The rabid wolf spider, despite its scary name, is harmless to people and is absolutely not rabid.
This species is a common Missouri wolf spider. It typically hides in leaf litter and sometimes gets into houses. One clue to the identification of this species are small white eyebrow-like marks behind the eyes. Another has to do with the broad brown stripe that runs down the top of the abdomen: in this species, there are small whitish spots on the hind part of the stripe, next to the tan stripes that border it (that is, the broad brown middle stripe is solid brown).
Like other wolf spiders, these are athletic spiders that don’t spin webs to catch their insect prey; instead, they run it down like a wolf.
Female rabid wolf spiders have remarkable maternal instincts and are often seen carrying around their blue, gray, or tan, pea-sized egg cases attached to their spinnerets. If they are forced to drop the egg case, they return to search for it, sometimes frantically, then run away with it in their jaws, to reattach it to the spinnerets later. After the young spiders hatch, they ride around on their mother's abdomen until they are able to be independent.
Males of this species have the first pair of legs black or very dark brown.
There are many different species of wolf spiders, and they can be hard to identify to species.
Learn more about this and other wolf spiders on their group page.

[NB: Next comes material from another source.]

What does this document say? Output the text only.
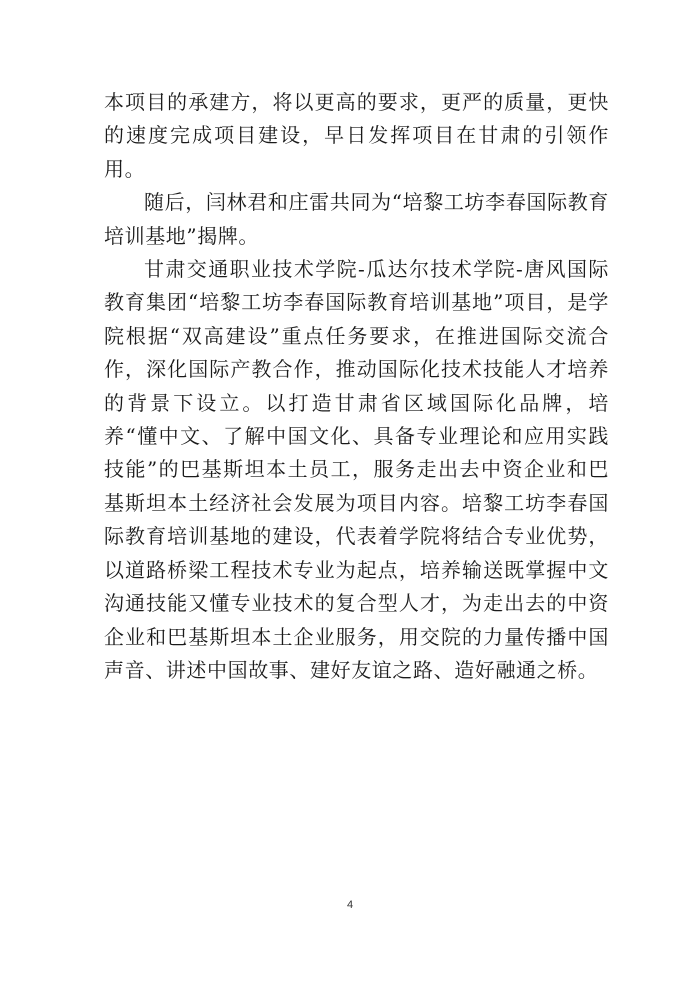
本项目的承建方，将以更高的要求，更严的质量，更快的速度完成项目建设，早日发挥项目在甘肃的引领作用。

随后，闫林君和庄雷共同为“培黎工坊李春国际教育培训基地”揭牌。

甘肃交通职业技术学院-瓜达尔技术学院-唐风国际教育集团“培黎工坊李春国际教育培训基地”项目，是学院根据“双高建设”重点任务要求，在推进国际交流合作，深化国际产教合作，推动国际化技术技能人才培养的背景下设立。以打造甘肃省区域国际化品牌，培养“懂中文、了解中国文化、具备专业理论和应用实践技能”的巴基斯坦本土员工，服务走出去中资企业和巴基斯坦本土经济社会发展为项目内容。培黎工坊李春国际教育培训基地的建设，代表着学院将结合专业优势，以道路桥梁工程技术专业为起点，培养输送既掌握中文沟通技能又懂专业技术的复合型人才，为走出去的中资企业和巴基斯坦本土企业服务，用交院的力量传播中国声音、讲述中国故事、建好友谊之路、造好融通之桥。

4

This, like nearly every other spider, possesses a venom that enables it to subdue insect prey. It is possible that if mishandled this spider, like nearly any other, could bite a person. The bite is said to be painful for a few hours, but it is not considered medically significant.
Despite the name, this species cannot be rabid. It's impossible for spiders and insects to be rabid. Only mammals (including people) are capable of being infected with the rabies virus. Perhaps this spider got its name because it can run around very quickly, making it seem crazed. Someone should make up a new, fairer common name for this nifty-looking spider.